The do: line fires the channel agent (ask <prompt>), a capability (tool <cap>{params}), or a task toggle. Each fire notifies you and, when the block has an id:, writes the result back into the note as a timestamped blockquote — so the note becomes a living log.

Safety: registering an automation is auto-execution, the most sensitive action, so it always asks for confirmation, and the action runs through the normal permission gate. By default the ask agent is branch-scoped and read-only.

Sub-agents (peer agents)

Beyond the channel agent, the system supports peer agents: self-contained specialists, each with its own isolated tool set. A peer agent is exposed to other agents as a tool, so one agent can delegate a sub-task to a specialist mid-run. Agent-calls-agent recursion is bounded by a delegation depth guard, so delegation can't loop forever.

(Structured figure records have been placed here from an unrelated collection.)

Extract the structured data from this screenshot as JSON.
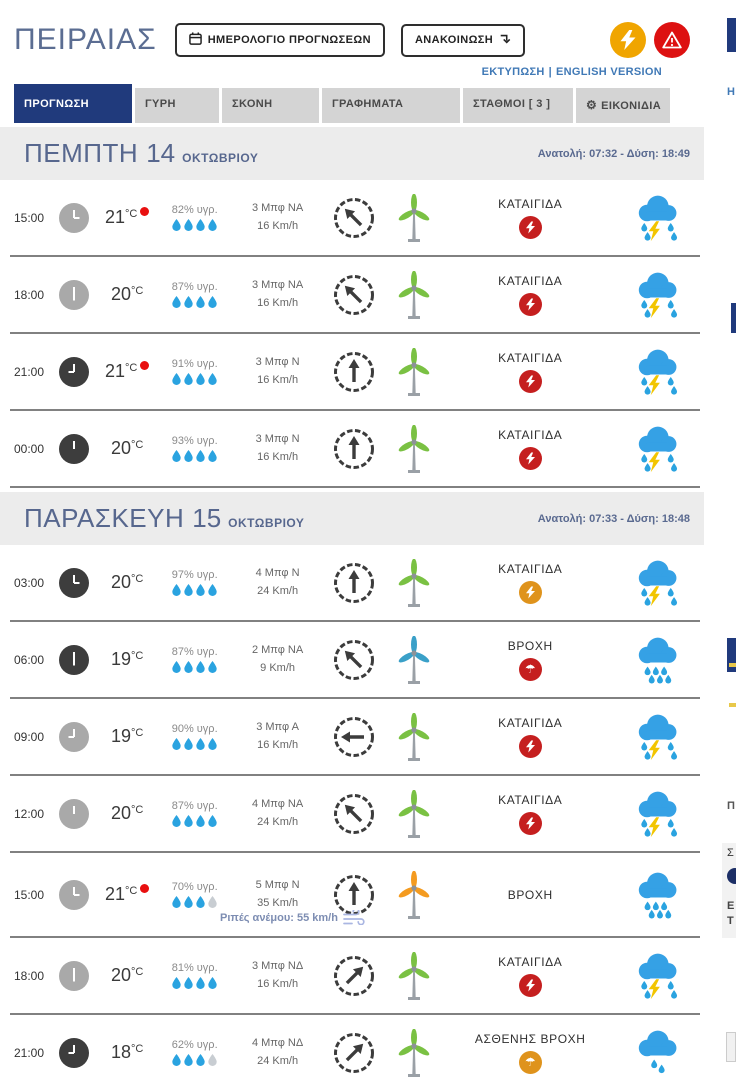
{
  "header": {
    "title": "ΠΕΙΡΑΙΑΣ",
    "calendar_button": "ΗΜΕΡΟΛΟΓΙΟ ΠΡΟΓΝΩΣΕΩΝ",
    "announcement_button": "ΑΝΑΚΟΙΝΩΣΗ",
    "print_link": "ΕΚΤΥΠΩΣΗ",
    "separator": "|",
    "english_link": "ENGLISH VERSION"
  },
  "tabs": [
    {
      "label": "ΠΡΟΓΝΩΣΗ",
      "active": true
    },
    {
      "label": "ΓΥΡΗ",
      "active": false
    },
    {
      "label": "ΣΚΟΝΗ",
      "active": false
    },
    {
      "label": "ΓΡΑΦΗΜΑΤΑ",
      "active": false
    },
    {
      "label": "ΣΤΑΘΜΟΙ [ 3 ]",
      "active": false
    },
    {
      "label": "ΕΙΚΟΝΙΔΙΑ",
      "active": false,
      "gear_icon": true
    }
  ],
  "colors": {
    "navy": "#203a7c",
    "link_blue": "#4079b6",
    "alert_orange": "#f0a500",
    "alert_red": "#dd1111",
    "badge_red": "#c51f1f",
    "badge_orange": "#df931c",
    "drop_blue": "#2aa3e0",
    "drop_gray": "#c8cdd2",
    "cloud_blue": "#35a1e5",
    "bolt_yellow": "#f2c500",
    "turbine_green": "#7ac143",
    "turbine_blue": "#3aa0c8",
    "turbine_orange": "#f49b20",
    "record_red": "#e81010"
  },
  "days": [
    {
      "name": "ΠΕΜΠΤΗ",
      "date_num": "14",
      "month": "ΟΚΤΩΒΡΙΟΥ",
      "sun": "Ανατολή: 07:32 - Δύση: 18:49",
      "rows": [
        {
          "time": "15:00",
          "clock": "day",
          "temp": "21",
          "unit": "°C",
          "record_dot": true,
          "humidity": "82% υγρ.",
          "drops_filled": 4,
          "drops_total": 4,
          "wind1": "3 Μπφ ΝΑ",
          "wind2": "16 Km/h",
          "dir_deg": -45,
          "turbine": "green",
          "condition": "ΚΑΤΑΙΓΙΔΑ",
          "badge": "red",
          "badge_glyph": "bolt",
          "wx": "storm",
          "gust": null
        },
        {
          "time": "18:00",
          "clock": "day",
          "temp": "20",
          "unit": "°C",
          "record_dot": false,
          "humidity": "87% υγρ.",
          "drops_filled": 4,
          "drops_total": 4,
          "wind1": "3 Μπφ ΝΑ",
          "wind2": "16 Km/h",
          "dir_deg": -45,
          "turbine": "green",
          "condition": "ΚΑΤΑΙΓΙΔΑ",
          "badge": "red",
          "badge_glyph": "bolt",
          "wx": "storm",
          "gust": null
        },
        {
          "time": "21:00",
          "clock": "night",
          "temp": "21",
          "unit": "°C",
          "record_dot": true,
          "humidity": "91% υγρ.",
          "drops_filled": 4,
          "drops_total": 4,
          "wind1": "3 Μπφ Ν",
          "wind2": "16 Km/h",
          "dir_deg": 0,
          "turbine": "green",
          "condition": "ΚΑΤΑΙΓΙΔΑ",
          "badge": "red",
          "badge_glyph": "bolt",
          "wx": "storm",
          "gust": null
        },
        {
          "time": "00:00",
          "clock": "night",
          "temp": "20",
          "unit": "°C",
          "record_dot": false,
          "humidity": "93% υγρ.",
          "drops_filled": 4,
          "drops_total": 4,
          "wind1": "3 Μπφ Ν",
          "wind2": "16 Km/h",
          "dir_deg": 0,
          "turbine": "green",
          "condition": "ΚΑΤΑΙΓΙΔΑ",
          "badge": "red",
          "badge_glyph": "bolt",
          "wx": "storm",
          "gust": null
        }
      ]
    },
    {
      "name": "ΠΑΡΑΣΚΕΥΗ",
      "date_num": "15",
      "month": "ΟΚΤΩΒΡΙΟΥ",
      "sun": "Ανατολή: 07:33 - Δύση: 18:48",
      "rows": [
        {
          "time": "03:00",
          "clock": "night",
          "temp": "20",
          "unit": "°C",
          "record_dot": false,
          "humidity": "97% υγρ.",
          "drops_filled": 4,
          "drops_total": 4,
          "wind1": "4 Μπφ Ν",
          "wind2": "24 Km/h",
          "dir_deg": 0,
          "turbine": "green",
          "condition": "ΚΑΤΑΙΓΙΔΑ",
          "badge": "orange",
          "badge_glyph": "bolt",
          "wx": "storm",
          "gust": null
        },
        {
          "time": "06:00",
          "clock": "night",
          "temp": "19",
          "unit": "°C",
          "record_dot": false,
          "humidity": "87% υγρ.",
          "drops_filled": 4,
          "drops_total": 4,
          "wind1": "2 Μπφ ΝΑ",
          "wind2": "9 Km/h",
          "dir_deg": -45,
          "turbine": "blue",
          "condition": "ΒΡΟΧΗ",
          "badge": "red",
          "badge_glyph": "umbrella",
          "wx": "rain",
          "gust": null
        },
        {
          "time": "09:00",
          "clock": "day",
          "temp": "19",
          "unit": "°C",
          "record_dot": false,
          "humidity": "90% υγρ.",
          "drops_filled": 4,
          "drops_total": 4,
          "wind1": "3 Μπφ Α",
          "wind2": "16 Km/h",
          "dir_deg": -90,
          "turbine": "green",
          "condition": "ΚΑΤΑΙΓΙΔΑ",
          "badge": "red",
          "badge_glyph": "bolt",
          "wx": "storm",
          "gust": null
        },
        {
          "time": "12:00",
          "clock": "day",
          "temp": "20",
          "unit": "°C",
          "record_dot": false,
          "humidity": "87% υγρ.",
          "drops_filled": 4,
          "drops_total": 4,
          "wind1": "4 Μπφ ΝΑ",
          "wind2": "24 Km/h",
          "dir_deg": -45,
          "turbine": "green",
          "condition": "ΚΑΤΑΙΓΙΔΑ",
          "badge": "red",
          "badge_glyph": "bolt",
          "wx": "storm",
          "gust": null
        },
        {
          "time": "15:00",
          "clock": "day",
          "temp": "21",
          "unit": "°C",
          "record_dot": true,
          "humidity": "70% υγρ.",
          "drops_filled": 3,
          "drops_total": 4,
          "wind1": "5 Μπφ Ν",
          "wind2": "35 Km/h",
          "dir_deg": 0,
          "turbine": "orange",
          "condition": "ΒΡΟΧΗ",
          "badge": null,
          "badge_glyph": null,
          "wx": "rain",
          "gust": "Ριπές ανέμου: 55 km/h"
        },
        {
          "time": "18:00",
          "clock": "day",
          "temp": "20",
          "unit": "°C",
          "record_dot": false,
          "humidity": "81% υγρ.",
          "drops_filled": 4,
          "drops_total": 4,
          "wind1": "3 Μπφ ΝΔ",
          "wind2": "16 Km/h",
          "dir_deg": 45,
          "turbine": "green",
          "condition": "ΚΑΤΑΙΓΙΔΑ",
          "badge": "red",
          "badge_glyph": "bolt",
          "wx": "storm",
          "gust": null
        },
        {
          "time": "21:00",
          "clock": "night",
          "temp": "18",
          "unit": "°C",
          "record_dot": false,
          "humidity": "62% υγρ.",
          "drops_filled": 3,
          "drops_total": 4,
          "wind1": "4 Μπφ ΝΔ",
          "wind2": "24 Km/h",
          "dir_deg": 45,
          "turbine": "green",
          "condition": "ΑΣΘΕΝΗΣ ΒΡΟΧΗ",
          "badge": "orange",
          "badge_glyph": "umbrella",
          "wx": "light-rain",
          "gust": null
        }
      ]
    }
  ],
  "right_edge": {
    "fragments": [
      "Η",
      "Π",
      "Σ",
      "Ε",
      "Τ"
    ]
  }
}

This lets you compose behaviour: a general assistant in the console can hand off a focused job (research, a domain query, a structured extraction) to a sub-agent built for exactly that, then use the result.

Where agents come from

Agents are provided in a few ways:

  • Built-in agents registered by the backend (e.g. the chat and task agents).
  • Scene-driven agents — drop an agent_brain node into a scene and declare some action scenes as its tools; no backend code needed.
  • Mod-supplied agents — a mod (plugin) can ship its own agent. A pure mod configures an agent entirely from JSON (manifest + prompts + tools), so an author who can write JSON can build an agent without touching backend code.